Tout le monde attendait donc avec impatience son troisième long-métrage, Laurence anyways. Trop, peut-être, et la déception est proportionnelle aux espoirs placés en lui… A vouloir trop vite considérer Xavier Dolan comme un génie cinématographique, on a oublié qu’il n’a que 23 ans, et que cet âge l’autorise à commettre des erreurs de jeunesse. Et c’est hélas ce qui arrive avec cette nouvelle réalisation, oeuvre indigeste, maladroite et beaucoup trop longue…

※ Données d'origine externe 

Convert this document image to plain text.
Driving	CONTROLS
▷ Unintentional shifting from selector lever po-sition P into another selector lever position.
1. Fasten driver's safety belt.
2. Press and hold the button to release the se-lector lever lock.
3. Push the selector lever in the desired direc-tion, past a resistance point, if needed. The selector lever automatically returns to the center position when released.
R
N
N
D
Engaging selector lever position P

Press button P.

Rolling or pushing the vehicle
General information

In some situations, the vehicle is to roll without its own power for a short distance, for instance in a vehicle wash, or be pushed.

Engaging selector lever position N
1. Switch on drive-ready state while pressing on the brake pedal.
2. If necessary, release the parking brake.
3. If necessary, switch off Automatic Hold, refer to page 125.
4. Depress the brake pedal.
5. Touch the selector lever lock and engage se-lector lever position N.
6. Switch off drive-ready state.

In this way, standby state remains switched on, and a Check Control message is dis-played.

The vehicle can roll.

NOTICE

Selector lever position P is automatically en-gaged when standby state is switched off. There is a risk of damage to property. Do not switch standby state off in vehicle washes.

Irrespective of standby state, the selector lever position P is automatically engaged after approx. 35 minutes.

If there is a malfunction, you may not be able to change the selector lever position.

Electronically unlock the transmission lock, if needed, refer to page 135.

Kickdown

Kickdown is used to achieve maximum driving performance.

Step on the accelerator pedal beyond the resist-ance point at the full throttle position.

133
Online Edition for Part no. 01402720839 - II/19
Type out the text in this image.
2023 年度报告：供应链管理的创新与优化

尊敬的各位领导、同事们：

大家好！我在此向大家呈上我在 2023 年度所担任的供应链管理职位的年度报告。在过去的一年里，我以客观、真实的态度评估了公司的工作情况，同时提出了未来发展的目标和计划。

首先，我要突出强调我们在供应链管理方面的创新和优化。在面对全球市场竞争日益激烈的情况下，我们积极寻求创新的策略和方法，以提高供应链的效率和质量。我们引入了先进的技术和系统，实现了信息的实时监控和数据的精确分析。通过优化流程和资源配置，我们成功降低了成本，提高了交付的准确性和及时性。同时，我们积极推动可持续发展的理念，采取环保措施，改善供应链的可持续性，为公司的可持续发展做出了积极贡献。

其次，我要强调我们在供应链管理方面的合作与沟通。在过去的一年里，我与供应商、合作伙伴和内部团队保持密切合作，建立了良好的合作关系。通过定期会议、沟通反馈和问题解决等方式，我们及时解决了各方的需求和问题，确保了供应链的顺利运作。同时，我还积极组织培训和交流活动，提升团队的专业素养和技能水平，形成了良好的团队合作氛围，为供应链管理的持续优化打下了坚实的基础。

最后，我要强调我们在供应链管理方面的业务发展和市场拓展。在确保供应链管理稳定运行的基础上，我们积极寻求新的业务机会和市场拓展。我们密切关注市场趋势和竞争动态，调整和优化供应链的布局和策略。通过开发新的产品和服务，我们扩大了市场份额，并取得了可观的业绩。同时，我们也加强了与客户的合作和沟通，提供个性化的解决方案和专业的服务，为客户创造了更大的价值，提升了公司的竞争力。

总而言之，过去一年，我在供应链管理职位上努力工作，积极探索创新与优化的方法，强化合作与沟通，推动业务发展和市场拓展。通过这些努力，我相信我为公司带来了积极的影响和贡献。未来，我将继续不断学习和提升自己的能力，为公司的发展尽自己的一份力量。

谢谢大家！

Ambitieux, le jeune cinéaste a opté pour un fond difficile – l’histoire d’un hétérosexuel heureux en ménage qui décide soudain de devenir une femme – et une forme tout aussi ardue, longue fresque étalée sur plus de dix ans, avec ruptures de ton, envolées oniriques et embardées comiques… Mais cette fois, désolé, on n’adhère pas vraiment. Pire, on éprouve même une certaine gêne face à ce curieux objet cinématographique.
On s’est demandé si cette gêne pouvait venir du sujet abordé – la transsexualité – et du parcours atypique de son personnage principal.  Mais après mûre réflexion, ce n’est pas cela du tout. La différence du personnage qui nous choque pas. Au contraire, elle provoque des questionnements intéressants.
Le malaise vient bien de la mise en scène de Dolan, emphatique, pataude, inutilement alambiquée.

Laurence anyways - 3

Le début du film fait illusion. Certes, on ne retrouve pas le brio narratif des Amours imaginaires, mais l’intrigue tient la route.
Laurence (c’est l’homme) et Fred (c’est la femme) forment un couple heureux et complice, partageant fous rires et moments de tendresse. Mais un jour, une sorte de vertige existentiel étreint Laurence. Le jeune homme réalise soudain qu’il se ment à lui-même depuis des années et qu’il ne peut plus refouler plus longtemps cette réalité : physiologiquement, il est un homme, mais dans sa tête, dans son âme, il est une femme.
A l’écran, le moment de cette prise de conscience pourrait facilement être ridicule, mais Xavier Dolan, Melvil Poupaud et Suzanne Clément parviennent à bien nous communiquer le désarroi des personnages. Laurence a soudain l’impression d’étouffer, mal dans sa peau et plus vraiment mâle dans sa tête. Fred, elle, assiste impuissante à la transformation de l’homme qu’elle aime, oscillant entre colère et résignation, acceptation et rejet, et se posant des questions sur son couple et tout ce qu’ils avaient construit jusque-là…
Toute cette partie-là est vraiment réussie. On s’attache aux personnages, et on admire la pudeur avec laquelle Dolan traite son sujet…

Laurence anyways - 3

Mais rapidement, on a la désagréable impression que le jeune cinéaste ne sait pas trop où il veut nous emmener, ni comment mener son récit.
Quand Laurence commence à s’habiller en femme, la mise en scène se déguise aussi, se pare de couleurs criardes assez déplaisantes. Le cinéaste sature son film de musiques tonitruantes, de dialogues appuyés, d’effets visuels tape-à-l’oeil, loin, très loin, de l’élégance de son précédent film.
Le jeu de Melvil Poupaud, jusqu’alors relativement juste, bascule dans le n’importe quoi, entre nonchalance et outrance. On ne croit plus à son personnage, à ses motivations, à la nécessité de sa transformation. Suzanne Clément se met à tout surjouer, au bord de l’hystérie. Le film commence à agacer…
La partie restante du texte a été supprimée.